Wednesday, Aug. 28, 2013
New Medicare payment rule will affect GME funding
A newly released final rule for the Medicare inpatient prospective payment system for 2014 has significant implications for the nation's teaching hospitals, according to the Association of American Medical Colleges.
While the new rule offers hospitals more in uncompensated care payments, the Centers for Medicare & Medicaid Services (CMS) will no longer allow teaching hospitals to count and be reimbursed for time residents train at critical access hospitals.
Among other changes, labor and delivery days will be considered inpatient days for purposes of determining the Medicare share for direct graduate medical education (DGME) payments. DGME payments cover a portion of the direct costs of training residents, such as residents' stipends and benefits, teaching physicians' salaries, and accreditation fees.
Visit the AMA's Graduate Medical Education (GME) financing resource Web page to learn more about how your residency funding works.
Academic health centers could face "perilous future"
Though currently esteemed as the apex of American health care, academic health centers face challenges with the increasing focus on the cost of care that has come with health care reform, according to a recent viewpoint article in the Journal of the American Medical Association (JAMA).
Author Victor Fuchs believes that the emphasis on eliminating "waste" disproportionately affects academic health centers, especially because they often are facilities equipped to provide optimum care with the latest technology. This leaves the question of whether more expensive, technologically advanced care should be used simply because it is available.
Fuchs argues that more detailed, sophisticated research is needed to identify which interventions provide a benefit to the patient that outweighs the expected cost.
These considerations have a special impact on physicians in training. Teaching residents to weigh the cost of care against the absolute best course of treatment for the individual patient is controversial. At the same time, residents are training primarily in the hospital setting, despite the fact that the number of inpatient days per capita continue to decrease and the popularity of treating in the outpatient setting continues to increase.

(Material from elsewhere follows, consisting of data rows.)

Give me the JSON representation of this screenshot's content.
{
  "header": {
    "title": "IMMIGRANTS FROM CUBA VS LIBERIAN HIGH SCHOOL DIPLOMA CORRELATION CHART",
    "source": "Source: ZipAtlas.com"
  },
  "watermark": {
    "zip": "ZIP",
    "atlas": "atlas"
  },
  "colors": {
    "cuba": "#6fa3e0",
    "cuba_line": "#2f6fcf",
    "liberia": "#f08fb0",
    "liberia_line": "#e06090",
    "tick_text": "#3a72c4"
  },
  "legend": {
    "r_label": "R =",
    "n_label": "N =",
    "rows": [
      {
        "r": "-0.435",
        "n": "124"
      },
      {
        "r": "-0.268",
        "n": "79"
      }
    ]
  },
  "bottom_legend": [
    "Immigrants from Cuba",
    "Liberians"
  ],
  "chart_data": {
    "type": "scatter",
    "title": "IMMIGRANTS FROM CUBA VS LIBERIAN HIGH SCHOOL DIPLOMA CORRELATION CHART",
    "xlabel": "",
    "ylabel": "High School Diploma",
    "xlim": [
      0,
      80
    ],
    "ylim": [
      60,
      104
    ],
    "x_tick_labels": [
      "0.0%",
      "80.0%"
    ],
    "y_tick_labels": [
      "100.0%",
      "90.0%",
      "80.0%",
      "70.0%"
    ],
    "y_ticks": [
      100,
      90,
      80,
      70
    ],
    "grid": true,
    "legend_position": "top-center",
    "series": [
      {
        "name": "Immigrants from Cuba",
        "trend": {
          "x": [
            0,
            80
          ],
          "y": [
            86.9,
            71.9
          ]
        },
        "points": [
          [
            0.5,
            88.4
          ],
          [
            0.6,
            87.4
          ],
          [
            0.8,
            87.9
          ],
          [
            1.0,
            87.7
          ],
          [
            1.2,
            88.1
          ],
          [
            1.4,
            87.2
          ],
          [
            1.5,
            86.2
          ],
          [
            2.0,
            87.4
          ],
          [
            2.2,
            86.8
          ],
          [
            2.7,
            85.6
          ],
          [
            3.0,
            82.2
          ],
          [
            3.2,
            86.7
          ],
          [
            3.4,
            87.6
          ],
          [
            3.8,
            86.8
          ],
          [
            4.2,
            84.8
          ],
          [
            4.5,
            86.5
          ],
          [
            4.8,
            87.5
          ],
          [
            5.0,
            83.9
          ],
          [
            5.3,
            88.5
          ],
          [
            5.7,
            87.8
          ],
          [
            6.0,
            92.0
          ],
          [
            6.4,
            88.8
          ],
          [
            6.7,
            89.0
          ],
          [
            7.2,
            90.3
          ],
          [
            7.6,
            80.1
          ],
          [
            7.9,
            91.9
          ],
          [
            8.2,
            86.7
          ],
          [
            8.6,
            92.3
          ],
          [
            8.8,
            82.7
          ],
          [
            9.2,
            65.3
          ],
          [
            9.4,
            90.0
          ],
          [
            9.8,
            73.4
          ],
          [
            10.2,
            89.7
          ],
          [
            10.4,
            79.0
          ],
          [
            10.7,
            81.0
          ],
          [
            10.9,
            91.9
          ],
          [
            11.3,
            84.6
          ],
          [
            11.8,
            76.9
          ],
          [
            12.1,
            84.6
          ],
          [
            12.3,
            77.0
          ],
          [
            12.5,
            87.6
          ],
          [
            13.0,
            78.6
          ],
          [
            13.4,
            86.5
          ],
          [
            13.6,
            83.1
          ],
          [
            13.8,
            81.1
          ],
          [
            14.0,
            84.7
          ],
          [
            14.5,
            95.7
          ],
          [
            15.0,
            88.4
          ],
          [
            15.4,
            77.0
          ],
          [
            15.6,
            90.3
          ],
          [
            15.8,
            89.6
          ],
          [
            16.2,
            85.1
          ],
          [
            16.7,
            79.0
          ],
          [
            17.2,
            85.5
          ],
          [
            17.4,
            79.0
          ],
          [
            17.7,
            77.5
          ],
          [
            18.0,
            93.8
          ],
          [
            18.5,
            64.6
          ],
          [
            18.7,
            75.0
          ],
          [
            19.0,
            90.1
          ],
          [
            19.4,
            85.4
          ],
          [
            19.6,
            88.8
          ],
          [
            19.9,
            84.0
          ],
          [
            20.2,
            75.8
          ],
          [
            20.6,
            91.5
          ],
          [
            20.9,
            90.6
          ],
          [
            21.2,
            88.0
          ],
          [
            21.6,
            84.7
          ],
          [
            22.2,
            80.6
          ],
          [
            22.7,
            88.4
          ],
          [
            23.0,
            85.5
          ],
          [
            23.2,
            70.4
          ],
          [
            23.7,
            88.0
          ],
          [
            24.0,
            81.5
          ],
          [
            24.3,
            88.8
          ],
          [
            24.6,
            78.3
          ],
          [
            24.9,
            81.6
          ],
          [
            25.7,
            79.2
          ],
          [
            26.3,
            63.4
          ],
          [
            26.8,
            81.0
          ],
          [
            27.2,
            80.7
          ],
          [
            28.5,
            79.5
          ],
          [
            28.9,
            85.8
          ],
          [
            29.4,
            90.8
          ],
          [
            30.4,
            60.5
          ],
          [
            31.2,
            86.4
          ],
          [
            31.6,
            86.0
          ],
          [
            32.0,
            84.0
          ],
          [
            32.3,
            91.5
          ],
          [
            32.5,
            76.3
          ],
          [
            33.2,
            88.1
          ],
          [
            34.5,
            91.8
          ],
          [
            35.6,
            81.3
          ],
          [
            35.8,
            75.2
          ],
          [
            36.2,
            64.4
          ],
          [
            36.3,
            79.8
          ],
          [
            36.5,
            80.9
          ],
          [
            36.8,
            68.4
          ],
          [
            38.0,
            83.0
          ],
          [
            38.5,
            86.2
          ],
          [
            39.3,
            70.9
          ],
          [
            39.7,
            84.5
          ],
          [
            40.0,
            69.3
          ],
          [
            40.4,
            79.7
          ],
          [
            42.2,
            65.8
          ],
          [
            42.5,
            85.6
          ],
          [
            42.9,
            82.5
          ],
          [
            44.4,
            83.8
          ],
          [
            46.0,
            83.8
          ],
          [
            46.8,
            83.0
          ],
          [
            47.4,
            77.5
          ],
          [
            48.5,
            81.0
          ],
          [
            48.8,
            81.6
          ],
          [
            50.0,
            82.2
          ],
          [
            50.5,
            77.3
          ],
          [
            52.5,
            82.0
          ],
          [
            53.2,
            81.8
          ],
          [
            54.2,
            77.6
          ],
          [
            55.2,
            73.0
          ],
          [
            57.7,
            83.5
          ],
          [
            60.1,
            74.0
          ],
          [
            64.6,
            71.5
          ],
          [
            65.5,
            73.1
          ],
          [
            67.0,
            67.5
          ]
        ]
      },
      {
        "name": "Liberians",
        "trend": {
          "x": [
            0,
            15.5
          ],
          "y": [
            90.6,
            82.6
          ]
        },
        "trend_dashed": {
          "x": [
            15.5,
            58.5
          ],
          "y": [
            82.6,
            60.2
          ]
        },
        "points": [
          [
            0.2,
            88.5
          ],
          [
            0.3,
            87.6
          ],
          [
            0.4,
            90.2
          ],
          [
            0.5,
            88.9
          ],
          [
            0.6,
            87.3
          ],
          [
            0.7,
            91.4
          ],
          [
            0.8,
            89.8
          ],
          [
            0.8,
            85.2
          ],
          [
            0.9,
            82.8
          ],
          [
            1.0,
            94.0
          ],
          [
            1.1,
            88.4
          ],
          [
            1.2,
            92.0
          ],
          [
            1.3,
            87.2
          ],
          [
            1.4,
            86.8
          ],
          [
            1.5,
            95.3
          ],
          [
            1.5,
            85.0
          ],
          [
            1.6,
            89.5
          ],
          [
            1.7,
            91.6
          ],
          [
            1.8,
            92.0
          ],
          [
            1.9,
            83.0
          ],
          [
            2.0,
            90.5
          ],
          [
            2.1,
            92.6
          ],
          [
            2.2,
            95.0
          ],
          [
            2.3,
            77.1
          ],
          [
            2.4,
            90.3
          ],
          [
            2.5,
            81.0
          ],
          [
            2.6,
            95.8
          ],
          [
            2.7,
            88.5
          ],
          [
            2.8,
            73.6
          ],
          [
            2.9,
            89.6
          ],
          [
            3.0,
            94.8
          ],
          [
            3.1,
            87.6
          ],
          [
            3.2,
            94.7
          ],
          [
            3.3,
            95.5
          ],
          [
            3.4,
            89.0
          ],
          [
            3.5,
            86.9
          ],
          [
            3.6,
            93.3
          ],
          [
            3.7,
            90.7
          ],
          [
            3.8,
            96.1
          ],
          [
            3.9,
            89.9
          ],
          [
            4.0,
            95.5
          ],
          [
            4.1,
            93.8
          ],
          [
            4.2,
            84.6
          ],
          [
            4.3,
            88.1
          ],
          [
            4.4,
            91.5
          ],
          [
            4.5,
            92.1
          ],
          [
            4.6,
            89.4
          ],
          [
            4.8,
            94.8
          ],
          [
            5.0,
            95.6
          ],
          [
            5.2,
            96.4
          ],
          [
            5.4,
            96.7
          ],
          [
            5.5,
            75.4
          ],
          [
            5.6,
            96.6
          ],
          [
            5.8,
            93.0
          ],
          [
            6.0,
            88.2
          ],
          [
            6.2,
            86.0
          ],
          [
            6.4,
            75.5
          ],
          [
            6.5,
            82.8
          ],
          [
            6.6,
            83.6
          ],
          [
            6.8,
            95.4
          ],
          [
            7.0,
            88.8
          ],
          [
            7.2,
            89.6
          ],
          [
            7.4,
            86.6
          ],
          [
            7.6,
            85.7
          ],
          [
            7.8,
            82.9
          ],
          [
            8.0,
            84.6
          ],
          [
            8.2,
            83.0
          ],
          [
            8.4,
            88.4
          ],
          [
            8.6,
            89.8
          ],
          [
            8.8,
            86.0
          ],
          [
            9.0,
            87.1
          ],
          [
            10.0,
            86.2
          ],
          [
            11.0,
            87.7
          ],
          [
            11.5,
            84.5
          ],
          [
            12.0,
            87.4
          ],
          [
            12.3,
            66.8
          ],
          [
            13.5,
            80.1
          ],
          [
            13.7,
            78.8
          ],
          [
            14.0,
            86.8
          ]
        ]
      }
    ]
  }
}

Graduate medical education will have to adapt to allow trainees to experience both inpatient and ambulatory settings, but funding remains a key issue. More efficient training is needed, Fuchs writes, as the cost of medical education (both direct and indirect) increases with the length of training.
Comparing medical education with the training of other professionals, Fuchs points out that it is rare for a subspecialist to obtain certification only 14 years after high school graduation. The top engineering schools in the country, meanwhile, turn out specialists (there are 17 distinct options at Stanford) just four years after high school graduation. At the same time, judging by SAT scores, the medical and engineering students at Stanford are roughly intellectual equivalents.
While adapting to changing times is never easy, the early responses among academic health centers has been encouraging. Some hospitals and clinics are transforming into accountable care organizations, while other medical schools are experimenting with shorter training. Only time will tell whether their efforts will be enough to maintain the marquee position of academic health centers in the American health care system.